“Gosto de usar pontos de partida e usá-los como metáforas para falar de algo que me preocupa ou me toca”, afirmou o realizador. “Eu sabia que este ia ser um filme sobre perda. Era o tópico que eu queria abordar”.
O cineasta João Gonzalez e o produtor Bruno Caetano participaram, na quarta-feira, em Los Angeles, num painel da Semana dos Óscares, organizado pela Academia de Artes e Ciências Cinematográficas sobre as curtas de animação nomeadas aos Óscares.
O filme “Ice Merchants” foi exibido na sala de cinema do Museu da Academia, em conjunto com os outros nomeados, e a conversa foi moderada pelo veterano da Disney Glen Keane.
A curta conta a história de um pai e um filho pequeno, que vivem numa casa suspensa num penhasco, e todos os dias fazem uma jornada arriscada para vender gelo na aldeia lá em baixo. Glen Keane, que venceu um Óscar pela animação “Dear Basketball” em 2018, descreveu um “sentimento de precariedade” e de “aperto no estômago” ao ver o filme português, e elogiou pormenores como a existência de uma terceira caneca numa casa onde apenas vivem dois, numa alusão a alguém que não está.
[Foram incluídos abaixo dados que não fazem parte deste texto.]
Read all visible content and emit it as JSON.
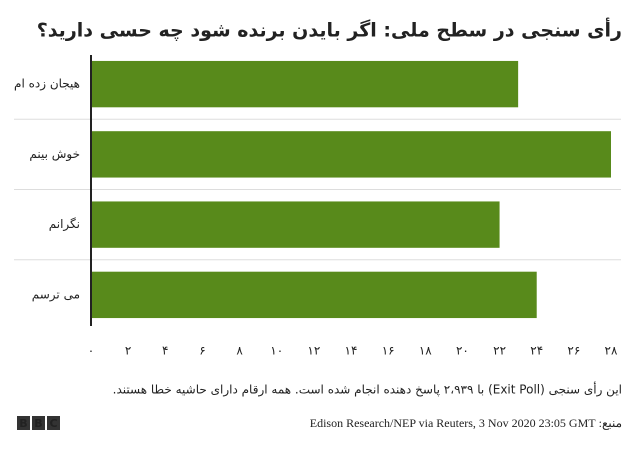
{
  "chart_data": {
    "type": "bar",
    "orientation": "horizontal",
    "title": "رأی سنجی در سطح ملی: اگر بایدن برنده شود چه حسی دارید؟",
    "categories": [
      "هیجان زده ام",
      "خوش بینم",
      "نگرانم",
      "می ترسم"
    ],
    "values": [
      23,
      28,
      22,
      24
    ],
    "color": "#588a1b",
    "xlim": [
      0,
      28
    ],
    "xticks": [
      {
        "value": 0,
        "label": "۰"
      },
      {
        "value": 2,
        "label": "۲"
      },
      {
        "value": 4,
        "label": "۴"
      },
      {
        "value": 6,
        "label": "۶"
      },
      {
        "value": 8,
        "label": "۸"
      },
      {
        "value": 10,
        "label": "۱۰"
      },
      {
        "value": 12,
        "label": "۱۲"
      },
      {
        "value": 14,
        "label": "۱۴"
      },
      {
        "value": 16,
        "label": "۱۶"
      },
      {
        "value": 18,
        "label": "۱۸"
      },
      {
        "value": 20,
        "label": "۲۰"
      },
      {
        "value": 22,
        "label": "۲۲"
      },
      {
        "value": 24,
        "label": "۲۴"
      },
      {
        "value": 26,
        "label": "۲۶"
      },
      {
        "value": 28,
        "label": "۲۸"
      }
    ],
    "grid": false,
    "note": "این رأی سنجی (Exit Poll) با ۲،۹۳۹ پاسخ دهنده انجام شده است. همه ارقام دارای حاشیه خطا هستند.",
    "source": "منبع: Edison Research/NEP via Reuters, 3 Nov 2020 23:05 GMT",
    "logo": [
      "B",
      "B",
      "C"
    ]
  }
}
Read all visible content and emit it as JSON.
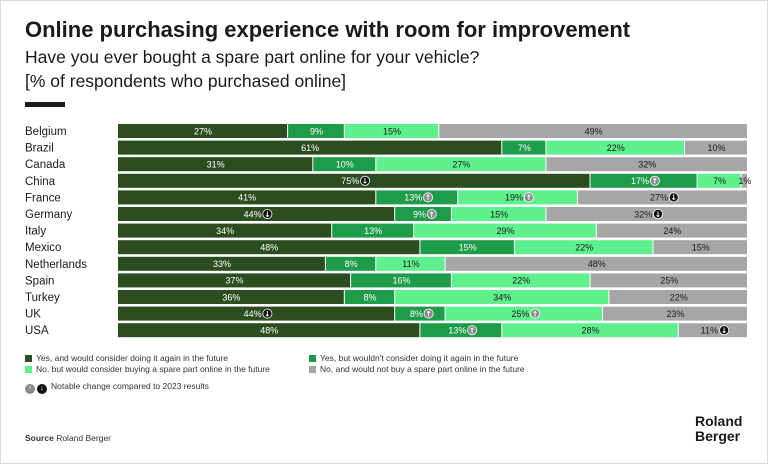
{
  "header": {
    "title": "Online purchasing experience with room for improvement",
    "subtitle": "Have you ever bought a spare part online for your vehicle?",
    "unit": "[% of respondents who purchased online]"
  },
  "chart_data": {
    "type": "bar",
    "orientation": "horizontal",
    "stacked": true,
    "percent_suffix": "%",
    "categories": [
      "Belgium",
      "Brazil",
      "Canada",
      "China",
      "France",
      "Germany",
      "Italy",
      "Mexico",
      "Netherlands",
      "Spain",
      "Turkey",
      "UK",
      "USA"
    ],
    "series": [
      {
        "name": "Yes, and would consider doing it again in the future",
        "color": "#2b4d1f",
        "label_color": "#ffffff",
        "values": [
          27,
          61,
          31,
          75,
          41,
          44,
          34,
          48,
          33,
          37,
          36,
          44,
          48
        ]
      },
      {
        "name": "Yes, but wouldn't consider doing it again in the future",
        "color": "#1e9c4a",
        "label_color": "#ffffff",
        "values": [
          9,
          7,
          10,
          17,
          13,
          9,
          13,
          15,
          8,
          16,
          8,
          8,
          13
        ]
      },
      {
        "name": "No, but would consider buying a spare part online in the future",
        "color": "#5ef08d",
        "label_color": "#1a1a1a",
        "values": [
          15,
          22,
          27,
          7,
          19,
          15,
          29,
          22,
          11,
          22,
          34,
          25,
          28
        ]
      },
      {
        "name": "No, and would not buy a spare part online in the future",
        "color": "#a6a6a6",
        "label_color": "#1a1a1a",
        "values": [
          49,
          10,
          32,
          1,
          27,
          32,
          24,
          15,
          48,
          25,
          22,
          23,
          11
        ]
      }
    ],
    "changes": [
      {
        "category": "China",
        "series": 0,
        "direction": "down"
      },
      {
        "category": "China",
        "series": 1,
        "direction": "up"
      },
      {
        "category": "France",
        "series": 1,
        "direction": "up"
      },
      {
        "category": "France",
        "series": 2,
        "direction": "up"
      },
      {
        "category": "France",
        "series": 3,
        "direction": "down"
      },
      {
        "category": "Germany",
        "series": 0,
        "direction": "down"
      },
      {
        "category": "Germany",
        "series": 1,
        "direction": "up"
      },
      {
        "category": "Germany",
        "series": 3,
        "direction": "down"
      },
      {
        "category": "UK",
        "series": 0,
        "direction": "down"
      },
      {
        "category": "UK",
        "series": 1,
        "direction": "up"
      },
      {
        "category": "UK",
        "series": 2,
        "direction": "up"
      },
      {
        "category": "USA",
        "series": 1,
        "direction": "up"
      },
      {
        "category": "USA",
        "series": 3,
        "direction": "down"
      }
    ],
    "xlim": [
      0,
      100
    ],
    "grid": false,
    "legend_position": "bottom"
  },
  "legend": {
    "items": [
      {
        "label": "Yes, and would consider doing it again in the future",
        "color": "#2b4d1f"
      },
      {
        "label": "Yes, but wouldn't consider doing it again in the future",
        "color": "#1e9c4a"
      },
      {
        "label": "No, but would consider buying a spare part online in the future",
        "color": "#5ef08d"
      },
      {
        "label": "No, and would not buy a spare part online in the future",
        "color": "#a6a6a6"
      }
    ],
    "note": "Notable change compared to 2023 results",
    "up_glyph": "↑",
    "down_glyph": "↓"
  },
  "footer": {
    "source_label": "Source",
    "source_text": " Roland Berger",
    "logo_line1": "Roland",
    "logo_line2": "Berger"
  }
}
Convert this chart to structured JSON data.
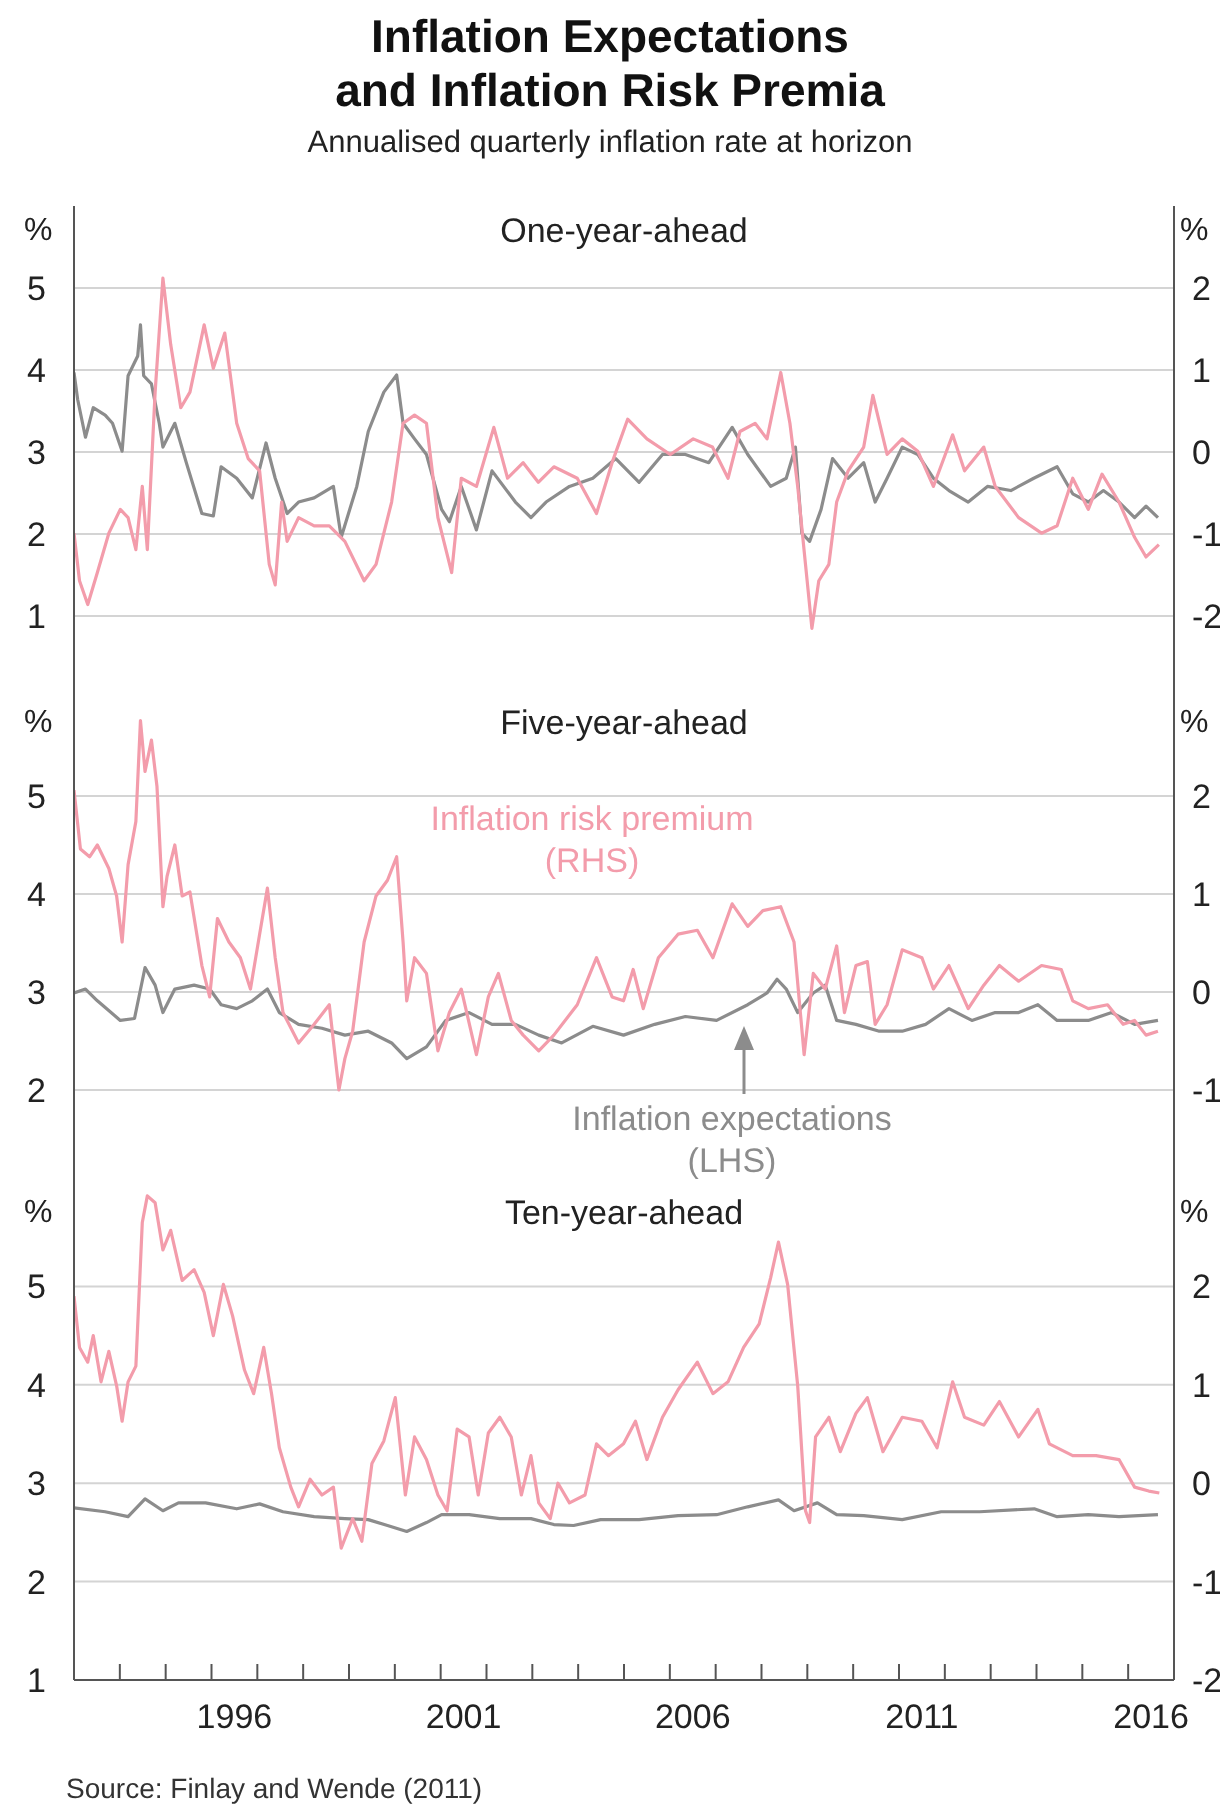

“É primariamente um filme sobre perda. A caneca representa a mãe e os chapéus representam a nossa vida quotidiana”, descreveu Gonzalez. “Os pequenos rituais que [pai e filho] fazem diariamente fortalecem a base da sua relação, uma relação humana todos os dias mais forte apenas por viverem o quotidiano”.
Keane também notou o estilo muito distintivo da animação de João Gonzalez e a interligação com a música, criada em paralelo com a história. O produtor Bruno Caetano falou disso.
“Já fizemos muitas curtas na Cola [cooperativa de animação] e o João tem um estilo muito distinto”, disse Caetano, referindo a forma como o cineasta cria animação e música de forma integrada.
“Não há separação entre o que ouvimos e o que vemos no filme”, explicou. Essa integração “transmite tanta emoção” que o espectador percebe imediatamente o que o cineasta queria transmitir.
“Foi algo novo e gostámos muito da experiência”, disse Caetano, acrescentando que o processo de produção correu relativamente bem apesar de todos os constrangimentos da pandemia da covid-19.
“Ice Merchants” destaca-se dos outros nomeados pelo estilo de animação, a paleta de cores e a abordagem sonora, sem qualquer diálogo. João Gonzalez explicou a importância da atração pela arquitetura e perspetiva, paisagens e edifícios, sendo que a imagem da casa no penhasco foi o ponto de partida de toda a história.
“Sempre me interessei muito por sombras e fazer coisas sobressair de forma tridimensional, primeiro do papel e depois do ecrã”, indicou o cineasta. “Também me interessou sempre uma paleta de cores limitada”, continuou, referindo que o filme tem apenas quatro ou cinco cores com tons muito específicos.
“O meu desafio como realizador é encontrar uma maneira de incorporar coisas que me satisfazem esteticamente e que também funcionam de forma conceptual no filme, em que ambos se engrandecem”, disse.
“O meu amor pela arquitetura beneficiou o filme”, considerou. “Foi importante estabelecer o efeito de vertigem desde o início. E acredito que as sombras ajudam a criar um tom mais dramático no filme”.
Gonzalez frisou que a equipa de animação foi de apenas duas pessoas, ele e a animadora polaca Ala Nunu, que também está em Los Angeles para a 95.ª cerimónia de entrega dos Óscares, a 12 de março.
Este é o primeiro filme português a ser nomeado para os prémios da Academia. Foi produzido pela cooperativa portuguesa Cola Animation, em coprodução com França e Reino Unido, e teve um orçamento de cerca de 100 mil euros.
Compete pelo Óscar de Melhor Curta de Animação com “The Boy, the Mole, the Fox and the Horse”, que tem J.J. Abrams como um dos produtores e a Apple TV+ a distribuir, “The Flying Sailor”, de Amanda Forbis e Wendy Tilby, “My Year of Dicks”, de Sara Gunnarsdóttir e Pamela Ribon, e “An Ostrich Told Me the World Is Fake and I Think I Believe It”, de Lachlan Pendragon.